If election politics is having an influence in the president’s thinking on Iran, it’s paradoxically serving as a brake, not as a catalyst to war. An Israeli strike on Iran carries many risks and uncertainties, and America will almost certainly be drawn in.

This isn’t about boots on the ground (Iraq and Afghanistan), but it will still be prolonged and messy, and getting into wars with small powers in faraway places has proved a lot easier than getting out of them. Even George H.W. Bush’s stunning victory over Saddam Hussein didn’t help him at the polls, and Obama knows this.
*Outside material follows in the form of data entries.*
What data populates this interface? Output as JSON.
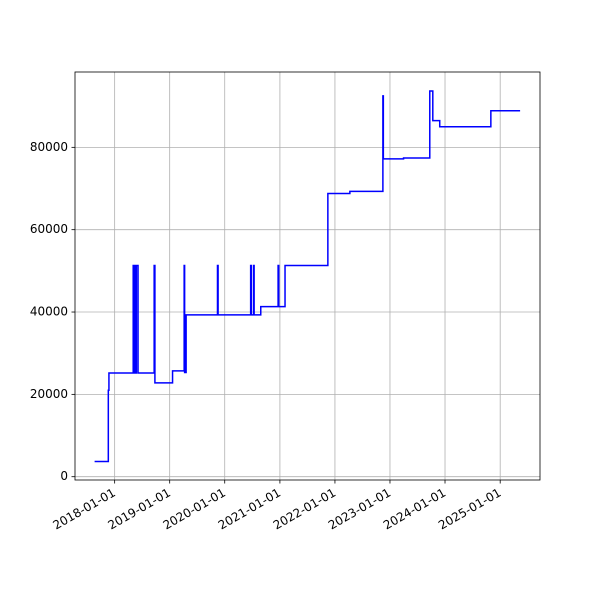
{
  "chart_data": {
    "type": "line",
    "x": [
      "2017-08-21",
      "2017-11-20",
      "2017-11-20",
      "2017-11-24",
      "2017-11-24",
      "2018-05-04",
      "2018-05-04",
      "2018-05-08",
      "2018-05-08",
      "2018-05-15",
      "2018-05-15",
      "2018-05-20",
      "2018-05-20",
      "2018-05-25",
      "2018-05-25",
      "2018-06-05",
      "2018-06-05",
      "2018-09-20",
      "2018-09-20",
      "2018-09-25",
      "2018-09-25",
      "2019-01-20",
      "2019-01-20",
      "2019-04-07",
      "2019-04-07",
      "2019-04-10",
      "2019-04-10",
      "2019-04-20",
      "2019-04-20",
      "2019-11-14",
      "2019-11-14",
      "2019-11-18",
      "2019-11-18",
      "2020-06-21",
      "2020-06-21",
      "2020-06-25",
      "2020-06-25",
      "2020-07-10",
      "2020-07-10",
      "2020-07-14",
      "2020-07-14",
      "2020-08-27",
      "2020-08-27",
      "2020-12-20",
      "2020-12-20",
      "2020-12-24",
      "2020-12-24",
      "2021-02-04",
      "2021-02-04",
      "2021-11-15",
      "2021-11-15",
      "2022-04-10",
      "2022-04-10",
      "2022-11-15",
      "2022-11-15",
      "2022-11-18",
      "2022-11-18",
      "2023-04-01",
      "2023-04-01",
      "2023-09-22",
      "2023-09-22",
      "2023-10-12",
      "2023-10-12",
      "2023-11-27",
      "2023-11-27",
      "2024-10-31",
      "2024-10-31",
      "2025-05-13"
    ],
    "series": [
      {
        "color": "#0000ff",
        "values": [
          3700,
          3700,
          21000,
          21000,
          25200,
          25200,
          51300,
          51300,
          25200,
          25200,
          51300,
          51300,
          25200,
          25200,
          51300,
          51300,
          25200,
          25200,
          51300,
          51300,
          22800,
          22800,
          25700,
          25700,
          51300,
          51300,
          25300,
          25300,
          39300,
          39300,
          51300,
          51300,
          39300,
          39300,
          51300,
          51300,
          39300,
          39300,
          51300,
          51300,
          39300,
          39300,
          41300,
          41300,
          51300,
          51300,
          41300,
          41300,
          51300,
          51300,
          68800,
          68800,
          69300,
          69300,
          92500,
          92500,
          77200,
          77200,
          77400,
          77400,
          93700,
          93700,
          86500,
          86500,
          85000,
          85000,
          88900,
          88900
        ]
      }
    ],
    "xlim": [
      "2017-04-13",
      "2025-09-22"
    ],
    "xticks": [
      "2018-01-01",
      "2019-01-01",
      "2020-01-01",
      "2021-01-01",
      "2022-01-01",
      "2023-01-01",
      "2024-01-01",
      "2025-01-01"
    ],
    "ylim": [
      -800,
      98300
    ],
    "yticks": [
      0,
      20000,
      40000,
      60000,
      80000
    ],
    "grid": true
  }
}
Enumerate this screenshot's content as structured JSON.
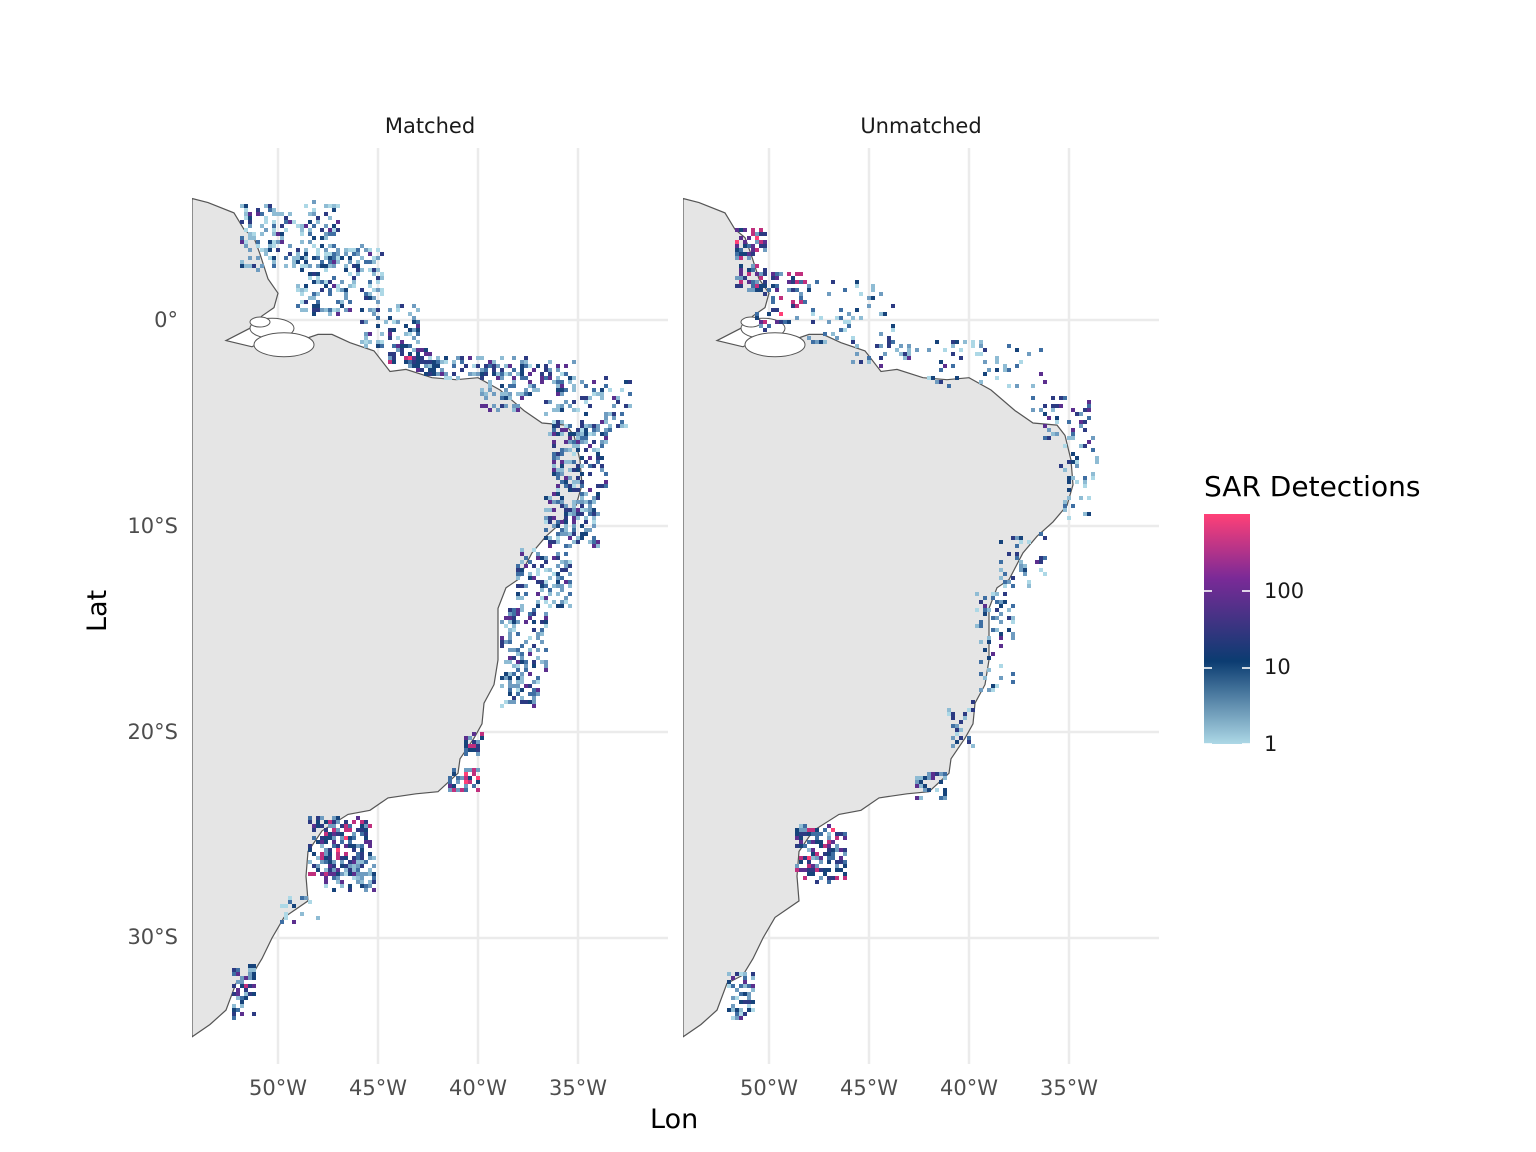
{
  "panels": [
    {
      "title": "Matched"
    },
    {
      "title": "Unmatched"
    }
  ],
  "axes": {
    "x_label": "Lon",
    "y_label": "Lat",
    "x_ticks": [
      "50°W",
      "45°W",
      "40°W",
      "35°W"
    ],
    "x_tick_values": [
      -50,
      -45,
      -40,
      -35
    ],
    "y_ticks": [
      "0°",
      "10°S",
      "20°S",
      "30°S"
    ],
    "y_tick_values": [
      0,
      -10,
      -20,
      -30
    ],
    "lon_range": [
      -54.3,
      -30.4
    ],
    "lat_range": [
      -35.5,
      7.9
    ]
  },
  "legend": {
    "title": "SAR Detections",
    "labels": [
      "100",
      "10",
      "1"
    ],
    "scale": "log",
    "colors": {
      "low": "#add8e6",
      "mid": "#0b3c71",
      "high": "#7a2a97",
      "max": "#ff4077"
    }
  },
  "colors": {
    "land": "#e5e5e5",
    "coast": "#555555",
    "grid": "#ebebeb"
  }
}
Presidents don’t need uncertainties in an election year, which is why the so-called October surprise has always been a risky proposition. In the months leading up to an election, the last thing the president wants is oil at $200 a barrel, financial markets in the United States and around the world reeling, the foundering of a fledgling economic recovery at home, and more dead Americans in Afghanistan as Iran turns up the heat in terror attacks.

Obama may be a war president — the first since Lyndon B. Johnson to inherit a shooting war (in Obama’s case two). And without a diplomatic fix for the Iranian nuclear issue (unlikely) or sanctions dissuading Iran (unlikely), the president may have to consider getting into another one with Iran. But just not now. And he will do his best to persuade the Israelis to be patient as well.

Whether the president can succeed is another matter. But one thing is clear: Barack Obama has convinced himself that discretion on Iran is now the better part of valor. And the approach of the November elections has only made that easier to rationalize.

By Aaron David Miller, a public policy scholar at the Woodrow Wilson International Center for Scholars and the author of The Much Too Promised Land: America’s Elusive Search for Arab-Israeli Peace.